Entendu sur cette question, le conseiller d’État en charge du département de l’époque a dit considérer ces liens d’amitié comme très graves s’ils s’avéraient véridiques. Il a évoqué la nécessité de vérifier que ces amitiés ne dérivaient pas. En outre, une demande allait être faite auprès de la Cour des comptes afin de lancer un audit d’évaluation quant à l’impact de la LProst (RD 968-A p. 35).

Dans le rapport n° 85 de la Cour des comptes du mois de décembre 2014 portant sur l’évaluation de la politique publique en matière de prostitution (ci-après : le rapport n° 85), la position des tenanciers des établissement dédiés à la prostitution a été mise en évidence par le fait que les travailleuses du sexe, souvent étrangères, rencontraient des difficultés à se loger et n’avaient d’autre solution que de se rabattre sur des intermédiaires, tels des responsable de salons et se retrouvaient ainsi tributaires de ces intermédiaires économiques.
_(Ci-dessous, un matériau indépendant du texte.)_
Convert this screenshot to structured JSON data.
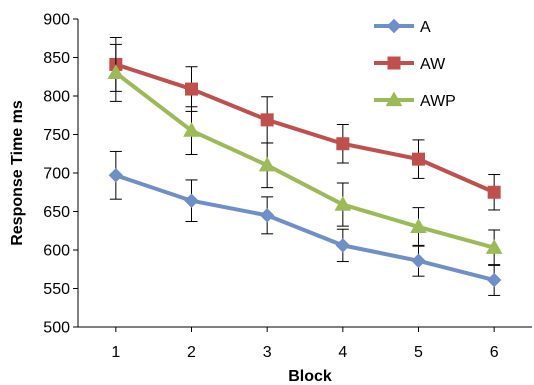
{
  "chart_data": {
    "type": "line",
    "title": "",
    "xlabel": "Block",
    "ylabel": "Response Time ms",
    "x": [
      1,
      2,
      3,
      4,
      5,
      6
    ],
    "ylim": [
      500,
      900
    ],
    "yticks": [
      500,
      550,
      600,
      650,
      700,
      750,
      800,
      850,
      900
    ],
    "grid": false,
    "legend_position": "top-right",
    "series": [
      {
        "name": "A",
        "color": "#6F8FC8",
        "marker": "diamond",
        "values": [
          697,
          664,
          645,
          606,
          586,
          561
        ],
        "errors": [
          31,
          27,
          24,
          21,
          20,
          20
        ]
      },
      {
        "name": "AW",
        "color": "#C0504D",
        "marker": "square",
        "values": [
          841,
          809,
          769,
          738,
          718,
          675
        ],
        "errors": [
          35,
          29,
          30,
          25,
          25,
          23
        ]
      },
      {
        "name": "AWP",
        "color": "#9BBB59",
        "marker": "triangle",
        "values": [
          830,
          755,
          710,
          659,
          630,
          603
        ],
        "errors": [
          37,
          31,
          29,
          28,
          25,
          23
        ]
      }
    ]
  }
}
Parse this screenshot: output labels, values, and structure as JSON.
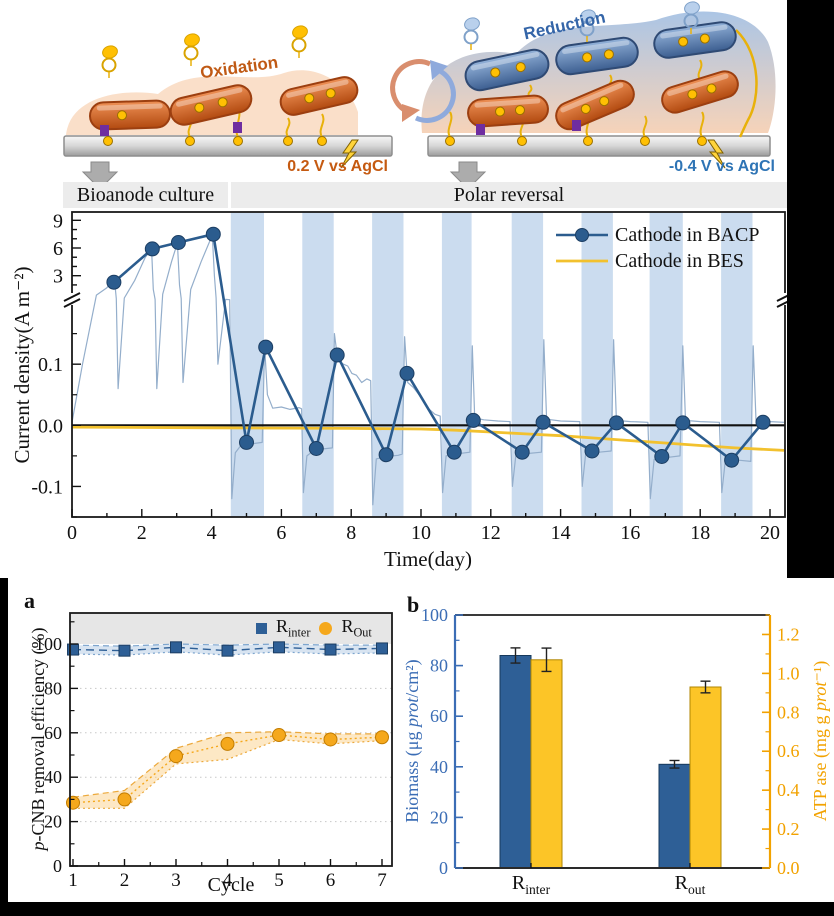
{
  "schematic": {
    "oxidation_label": "Oxidation",
    "oxidation_voltage": "0.2 V vs AgCl",
    "reduction_label": "Reduction",
    "reduction_voltage": "-0.4 V vs AgCl"
  },
  "phases": {
    "left": "Bioanode culture",
    "right": "Polar reversal"
  },
  "chart_data": [
    {
      "id": "current_density",
      "type": "line",
      "xlabel": "Time(day)",
      "ylabel": "Current density(A m⁻²)",
      "x_range": [
        0,
        20.43
      ],
      "x_major_ticks": [
        0,
        2,
        4,
        6,
        8,
        10,
        12,
        14,
        16,
        18,
        20
      ],
      "y_axis_break": true,
      "y_top": {
        "range": [
          0.8,
          9.9
        ],
        "major_ticks": [
          3,
          6,
          9
        ]
      },
      "y_bottom": {
        "range": [
          -0.15,
          0.205
        ],
        "major_ticks": [
          -0.1,
          0,
          0.1
        ]
      },
      "shaded_band_color": "#CBDCEF",
      "shaded_bands": [
        [
          4.55,
          5.5
        ],
        [
          6.6,
          7.5
        ],
        [
          8.6,
          9.5
        ],
        [
          10.6,
          11.45
        ],
        [
          12.6,
          13.5
        ],
        [
          14.6,
          15.5
        ],
        [
          16.55,
          17.5
        ],
        [
          18.6,
          19.5
        ]
      ],
      "legend": [
        {
          "label": "Cathode in BACP",
          "color": "#2B5C8E",
          "marker": "circle-line"
        },
        {
          "label": "Cathode in BES",
          "color": "#F2C12E",
          "marker": "line"
        }
      ],
      "series": {
        "bacp_markers": [
          [
            1.2,
            2.3
          ],
          [
            2.3,
            5.9
          ],
          [
            3.05,
            6.6
          ],
          [
            4.05,
            7.5
          ],
          [
            5.0,
            -0.028
          ],
          [
            5.55,
            0.128
          ],
          [
            7.0,
            -0.038
          ],
          [
            7.6,
            0.115
          ],
          [
            9.0,
            -0.048
          ],
          [
            9.6,
            0.085
          ],
          [
            10.95,
            -0.044
          ],
          [
            11.5,
            0.008
          ],
          [
            12.9,
            -0.044
          ],
          [
            13.5,
            0.005
          ],
          [
            14.9,
            -0.042
          ],
          [
            15.6,
            0.004
          ],
          [
            16.9,
            -0.051
          ],
          [
            17.5,
            0.004
          ],
          [
            18.9,
            -0.057
          ],
          [
            19.8,
            0.005
          ]
        ],
        "bes_line": [
          [
            0,
            -0.003
          ],
          [
            4,
            -0.004
          ],
          [
            8,
            -0.005
          ],
          [
            10,
            -0.006
          ],
          [
            11,
            -0.008
          ],
          [
            12,
            -0.011
          ],
          [
            13,
            -0.014
          ],
          [
            14,
            -0.017
          ],
          [
            15,
            -0.021
          ],
          [
            16,
            -0.025
          ],
          [
            17,
            -0.029
          ],
          [
            18,
            -0.033
          ],
          [
            19,
            -0.037
          ],
          [
            20.4,
            -0.041
          ]
        ],
        "raw_trace": [
          [
            0,
            0.005
          ],
          [
            0.3,
            0.1
          ],
          [
            0.7,
            0.9
          ],
          [
            1,
            1.7
          ],
          [
            1.15,
            2.35
          ],
          [
            1.22,
            2.4
          ],
          [
            1.27,
            0.4
          ],
          [
            1.32,
            0.06
          ],
          [
            1.5,
            0.5
          ],
          [
            1.8,
            2.5
          ],
          [
            2.1,
            5
          ],
          [
            2.28,
            5.85
          ],
          [
            2.33,
            1.5
          ],
          [
            2.38,
            0.3
          ],
          [
            2.43,
            0.06
          ],
          [
            2.6,
            1
          ],
          [
            2.85,
            4.5
          ],
          [
            3.02,
            6.55
          ],
          [
            3.08,
            2
          ],
          [
            3.13,
            0.4
          ],
          [
            3.18,
            0.07
          ],
          [
            3.4,
            1.5
          ],
          [
            3.7,
            4.5
          ],
          [
            4.02,
            7.4
          ],
          [
            4.08,
            3
          ],
          [
            4.13,
            0.5
          ],
          [
            4.18,
            0.1
          ],
          [
            4.4,
            0.3
          ],
          [
            4.52,
            0.25
          ],
          [
            4.58,
            -0.12
          ],
          [
            4.68,
            -0.045
          ],
          [
            4.85,
            -0.032
          ],
          [
            5.2,
            -0.03
          ],
          [
            5.45,
            -0.028
          ],
          [
            5.52,
            0.13
          ],
          [
            5.6,
            0.05
          ],
          [
            5.75,
            0.028
          ],
          [
            6,
            0.03
          ],
          [
            6.25,
            0.026
          ],
          [
            6.5,
            0.029
          ],
          [
            6.58,
            0.027
          ],
          [
            6.63,
            -0.11
          ],
          [
            6.73,
            -0.05
          ],
          [
            6.95,
            -0.04
          ],
          [
            7.3,
            -0.038
          ],
          [
            7.46,
            -0.037
          ],
          [
            7.52,
            0.15
          ],
          [
            7.62,
            0.105
          ],
          [
            7.78,
            0.1
          ],
          [
            7.9,
            0.097
          ],
          [
            8.02,
            0.085
          ],
          [
            8.15,
            0.082
          ],
          [
            8.3,
            0.07
          ],
          [
            8.45,
            0.076
          ],
          [
            8.56,
            0.073
          ],
          [
            8.62,
            -0.13
          ],
          [
            8.72,
            -0.055
          ],
          [
            9,
            -0.051
          ],
          [
            9.35,
            -0.049
          ],
          [
            9.46,
            -0.047
          ],
          [
            9.53,
            0.145
          ],
          [
            9.62,
            0.07
          ],
          [
            9.78,
            0.062
          ],
          [
            10,
            0.046
          ],
          [
            10.2,
            0.028
          ],
          [
            10.4,
            0.018
          ],
          [
            10.55,
            0.015
          ],
          [
            10.62,
            -0.11
          ],
          [
            10.72,
            -0.05
          ],
          [
            11,
            -0.047
          ],
          [
            11.4,
            -0.044
          ],
          [
            11.47,
            0.13
          ],
          [
            11.54,
            0.012
          ],
          [
            11.8,
            0.009
          ],
          [
            12.2,
            0.007
          ],
          [
            12.55,
            0.006
          ],
          [
            12.62,
            -0.1
          ],
          [
            12.72,
            -0.048
          ],
          [
            13.1,
            -0.046
          ],
          [
            13.45,
            -0.044
          ],
          [
            13.52,
            0.14
          ],
          [
            13.6,
            0.01
          ],
          [
            14,
            0.007
          ],
          [
            14.55,
            0.006
          ],
          [
            14.62,
            -0.1
          ],
          [
            14.72,
            -0.046
          ],
          [
            15.1,
            -0.044
          ],
          [
            15.45,
            -0.042
          ],
          [
            15.52,
            0.14
          ],
          [
            15.6,
            0.008
          ],
          [
            16,
            0.006
          ],
          [
            16.5,
            0.005
          ],
          [
            16.57,
            -0.12
          ],
          [
            16.68,
            -0.056
          ],
          [
            17,
            -0.053
          ],
          [
            17.42,
            -0.05
          ],
          [
            17.5,
            0.13
          ],
          [
            17.58,
            0.008
          ],
          [
            18,
            0.006
          ],
          [
            18.55,
            0.005
          ],
          [
            18.62,
            -0.11
          ],
          [
            18.72,
            -0.058
          ],
          [
            19.1,
            -0.057
          ],
          [
            19.45,
            -0.059
          ],
          [
            19.52,
            0.13
          ],
          [
            19.6,
            0.008
          ],
          [
            20,
            0.006
          ],
          [
            20.4,
            0.005
          ]
        ]
      }
    },
    {
      "id": "removal_efficiency",
      "type": "scatter",
      "panel_label": "a",
      "xlabel": "Cycle",
      "ylabel": {
        "italic": "p",
        "rest": "-CNB removal efficiency (%)"
      },
      "x_ticks": [
        1,
        2,
        3,
        4,
        5,
        6,
        7
      ],
      "y_ticks": [
        0,
        20,
        40,
        60,
        80,
        100
      ],
      "ylim": [
        0,
        114
      ],
      "series": [
        {
          "name_base": "R",
          "name_sub": "inter",
          "marker": "square",
          "color": "#2E5F96",
          "band_fill": "rgba(125,165,210,0.30)",
          "edge_color": "#7DA5CE",
          "values": [
            97.5,
            97,
            98.5,
            97,
            98.5,
            97.5,
            98
          ],
          "band_upper": [
            99.5,
            99,
            100,
            99.5,
            100,
            99.5,
            99.5
          ],
          "band_lower": [
            95.5,
            95,
            96.5,
            95,
            96.5,
            95.5,
            96
          ]
        },
        {
          "name_base": "R",
          "name_sub": "Out",
          "marker": "circle",
          "color": "#F5A81C",
          "band_fill": "rgba(250,198,110,0.40)",
          "edge_color": "#ECA93C",
          "values": [
            28.5,
            30,
            49.5,
            55,
            59,
            57,
            58
          ],
          "band_upper": [
            31,
            34,
            53,
            60,
            60.5,
            59.5,
            59.5
          ],
          "band_lower": [
            26,
            26,
            46,
            48,
            57,
            55,
            56.5
          ]
        }
      ]
    },
    {
      "id": "biomass_atp",
      "type": "bar",
      "panel_label": "b",
      "categories": [
        {
          "base": "R",
          "sub": "inter"
        },
        {
          "base": "R",
          "sub": "out"
        }
      ],
      "left_axis": {
        "label_pre": "Biomass (μg ",
        "label_italic": "prot",
        "label_post": "/cm²)",
        "color": "#3B6DB5",
        "ticks": [
          0,
          20,
          40,
          60,
          80,
          100
        ],
        "range": [
          0,
          100
        ]
      },
      "right_axis": {
        "label_pre": "ATP ase (mg g ",
        "label_italic": "prot",
        "label_post": "⁻¹)",
        "color": "#F2A200",
        "ticks": [
          "0.0",
          "0.2",
          "0.4",
          "0.6",
          "0.8",
          "1.0",
          "1.2"
        ],
        "range": [
          0,
          1.3
        ]
      },
      "series": [
        {
          "name": "Biomass",
          "axis": "left",
          "color": "#2E5F96",
          "values": [
            84,
            41
          ],
          "errors": [
            3,
            1.5
          ]
        },
        {
          "name": "ATP ase",
          "axis": "right",
          "color": "#FCC527",
          "values": [
            1.07,
            0.93
          ],
          "errors": [
            0.06,
            0.03
          ]
        }
      ]
    }
  ]
}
Cette situation de dépendance était ainsi encore plus forte car en cas de conflit avec les propriétaires des lieux ou en cas de dénonciation des abus aux autorités, les travailleuses risquaient de perdre non seulement leur place de travail mais également leur logement (rapport n° 85 p. 55 et 90).

5) a. Les faits retenus à l’encontre du recourant découlent pour la plupart de sa relation avec M. D______, gérant de salons de massage aux Pâquis. Le recourant estime que l’on ne peut lui reprocher d’avoir eu une relation d’amitié avec un commerçant du quartier auquel il était affecté, électricien, dont il ignorait, au moment où il avait fait sa connaissance, qu’il louait des appartements à des travailleuses du sexe. Par la suite, il avait toujours fait attention de ne pas être mêlé à ses affaires.

Il appert que le recourant reconnaît la plupart des faits reprochés dans le cadre de sa relation avec M. D______, mais estime que ceux-ci n’entraînent pas de violation de ses devoirs de service. Dans son analyse, le recourant omet les effets sur l’image de la police que véhiculait cette amitié, notamment auprès des travailleuses du sexe avec le risque d’effets extrêmement néfastes pour la poursuite de la politique publique en matière de lutte contre les abus dans le milieu de la prostitution. Le recourant n’est d’ailleurs pas dupe dans la mesure où il indique lui-même qu’il faisait attention – en règle générale – de ne jamais entrer en uniforme dans les locaux de M. D______.

Ainsi, en participant à un événement festif dans ces locaux avec des travailleuses du sexe sur invitation de M. D______ ou en posant pour des photographies en uniforme, ou encore en entretenant une relation intime avec une travailleuse du sexe œuvrant dans les locaux de M. D______ après avoir demandé ses coordonnées à ce dernier, son comportement était de nature à véhiculer toutes les rumeurs possibles quant aux liens entre la police et un tenancier de salon. De même, en participant à la fête d’anniversaire de M. D______, lequel l’a filmée et photographiée, le recourant prenait le risque d’être vu par les nombreux participants et que les images soient diffusées et fassent naître des rumeurs. Le recourant a d’ailleurs insisté sur le fait que cette fête s’était tenue dans des locaux privés et non publics. Il a également demandé à M. D______ qu’il ne diffuse pas une vidéo le montrant dansant de manière rapprochée avec une travailleuse du sexe.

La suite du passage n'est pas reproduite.